Two decades and myriad records and tours later, Johnson is again fronting his own band, the Program, which consists of Johnson, Poe, Ackerson, Anderson, and fellow Minneapolis rock all-star Jim Boquist. But unlike many sidemen, Johnson hasn't burned with the need to be center stage.
"I'd do a song with Golden Smog or the Jayhawks or something, but it's not like [something was missing]," he says of his tenure away from the lead mic. "I have a gas singing and playing these things, but it wasn't like, 'I gotta be the frontman.' I was just like, 'I've got these songs, and I've got these great friends who wanna play 'em with me, so let's do it that way.' And it's turned out to be a really great thing for everybody, because it's just been about getting together and doing the music. And the shows aren't just me, because Jim and David do their songs."
Johnson's songs, as heard on the EP, go down easy like Sunday morning. The ebullient "Song for Everyone" ("This is a song you're gonna sing tonight/This is a song that had to be sung") and the lilting "Soul Parade" ("If you could only see/Realize how we intertwine/It would probably blow your motherfuckin' mind") are the sort of headphone jobs that get you hearing phantom noises of Great Significance, bending spoons with your mind, and going down waterfalls of me-tooisms, to the point where you're no longer listener or songwriter, but blood brothers or sisters joined by the same IV or umbilical cord or inner voice.

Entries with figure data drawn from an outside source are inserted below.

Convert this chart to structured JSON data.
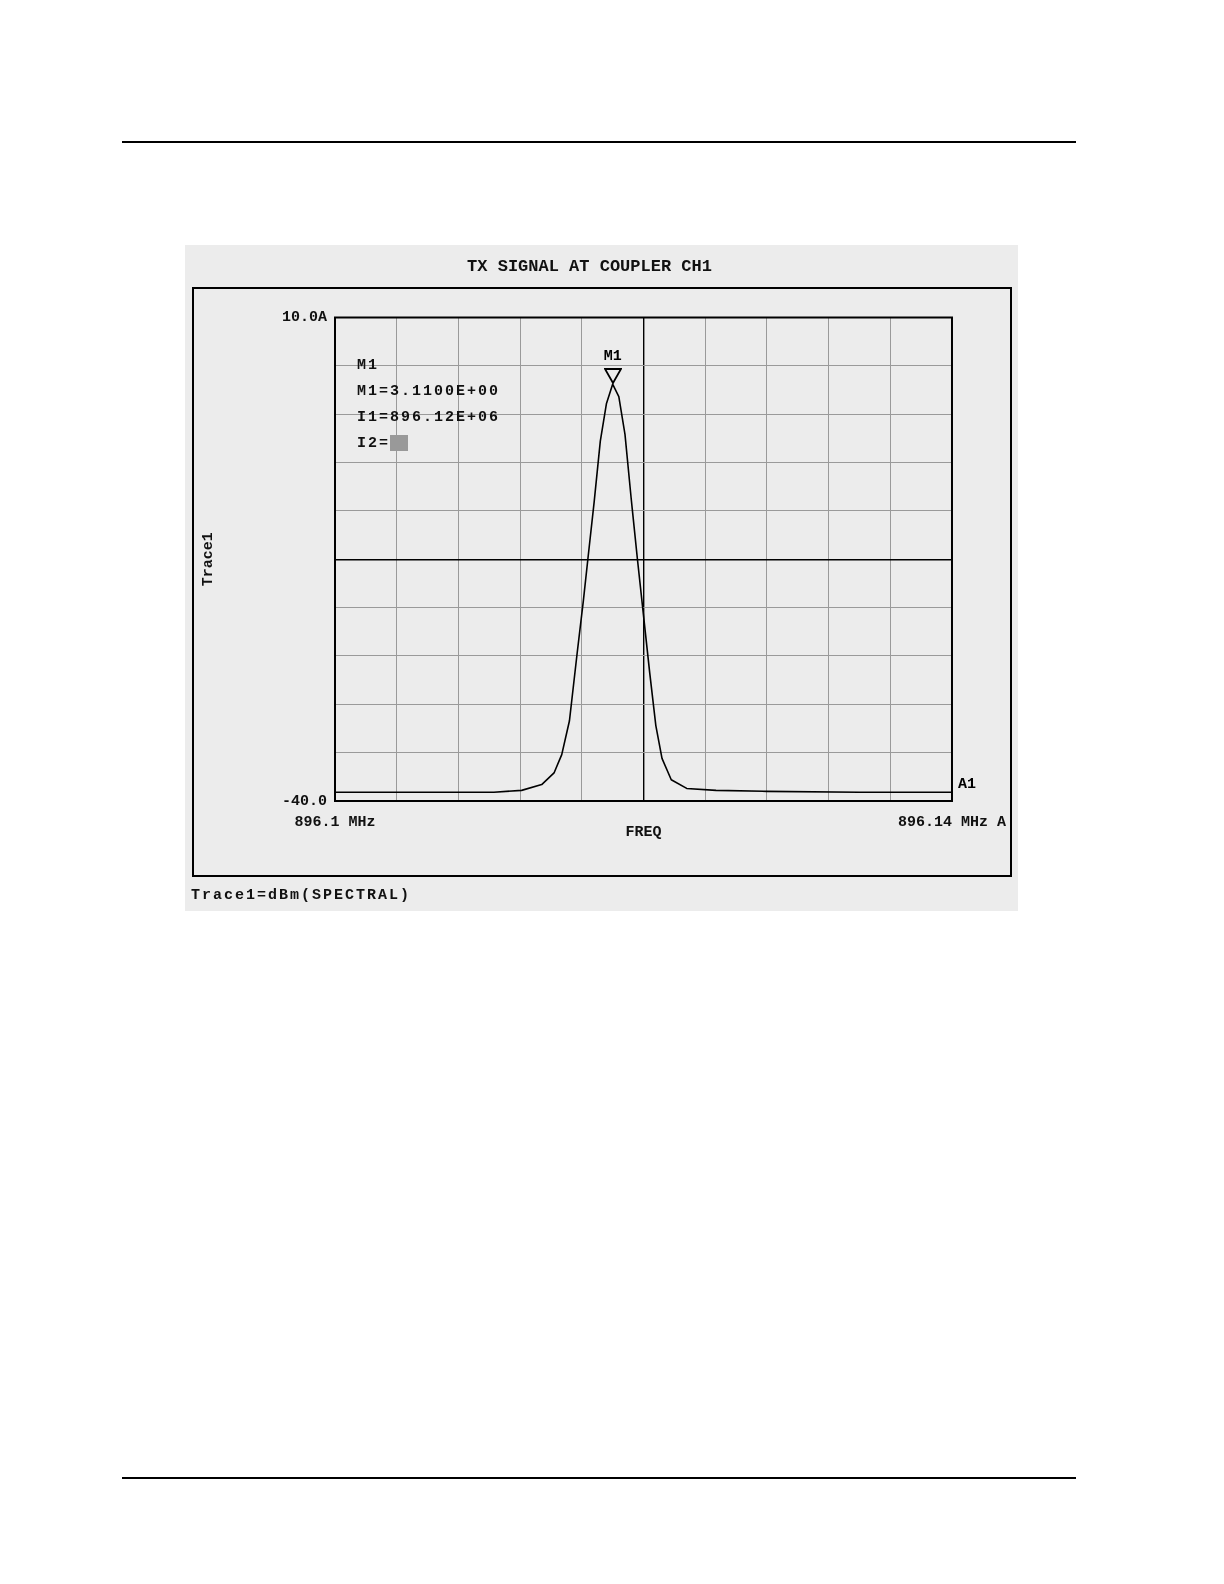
{
  "chart_data": {
    "type": "line",
    "title": "TX SIGNAL AT COUPLER CH1",
    "xlabel": "FREQ",
    "ylabel": "Trace1",
    "series": [
      {
        "color": "#000000",
        "x": [
          896.1,
          896.104,
          896.108,
          896.1103,
          896.1121,
          896.1134,
          896.1142,
          896.1147,
          896.1152,
          896.1157,
          896.1161,
          896.1164,
          896.1168,
          896.1172,
          896.1176,
          896.118,
          896.1184,
          896.1188,
          896.1192,
          896.1196,
          896.12,
          896.1204,
          896.1208,
          896.1212,
          896.1218,
          896.1228,
          896.1247,
          896.128,
          896.134,
          896.14
        ],
        "values": [
          -39.1,
          -39.1,
          -39.1,
          -39.1,
          -38.9,
          -38.3,
          -37.1,
          -35.2,
          -31.7,
          -24.7,
          -19.3,
          -14.9,
          -9.1,
          -2.8,
          1.1,
          3.1,
          1.8,
          -2.1,
          -8.7,
          -14.9,
          -20.8,
          -26.7,
          -32.2,
          -35.6,
          -37.8,
          -38.7,
          -38.9,
          -39.0,
          -39.1,
          -39.1
        ]
      }
    ],
    "xlim": [
      896.1,
      896.14
    ],
    "xticks": [
      {
        "value": 896.1,
        "label": "896.1 MHz"
      },
      {
        "value": 896.104,
        "label": null
      },
      {
        "value": 896.108,
        "label": null
      },
      {
        "value": 896.112,
        "label": null
      },
      {
        "value": 896.116,
        "label": null
      },
      {
        "value": 896.12,
        "label": null
      },
      {
        "value": 896.124,
        "label": null
      },
      {
        "value": 896.128,
        "label": null
      },
      {
        "value": 896.132,
        "label": null
      },
      {
        "value": 896.136,
        "label": null
      },
      {
        "value": 896.14,
        "label": "896.14 MHz A"
      }
    ],
    "ylim": [
      -40,
      10
    ],
    "yticks": [
      {
        "value": -40,
        "label": "-40.0"
      },
      {
        "value": -35,
        "label": null
      },
      {
        "value": -30,
        "label": null
      },
      {
        "value": -25,
        "label": null
      },
      {
        "value": -20,
        "label": null
      },
      {
        "value": -15,
        "label": null
      },
      {
        "value": -10,
        "label": null
      },
      {
        "value": -5,
        "label": null
      },
      {
        "value": 0,
        "label": null
      },
      {
        "value": 5,
        "label": null
      },
      {
        "value": 10,
        "label": "10.0A"
      }
    ],
    "annotations": [
      "M1",
      "M1=3.1100E+00",
      "I1=896.12E+06",
      "I2=",
      {
        "text": "M1",
        "x": 896.118,
        "y": 3.1
      },
      {
        "text": "A1",
        "x": 896.14,
        "y": -39.1
      },
      "Trace1=dBm(SPECTRAL)"
    ],
    "grid": true,
    "legend": false,
    "marker": "none",
    "line_style": "solid"
  }
}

Other songs make it clear that Johnson is no indie-pop Pollyanna: "Right to Me" is a bittersweet ballad sheathed in loneliness and the sadness that comes with the break-up of a promising new love. "There's a sadness, a melancholia to it," he says. "I guess those are the kinds of things you write when it's just you and a guitar or piano. I get depressed when I'm not busy, so I make sure I stay self-motivated."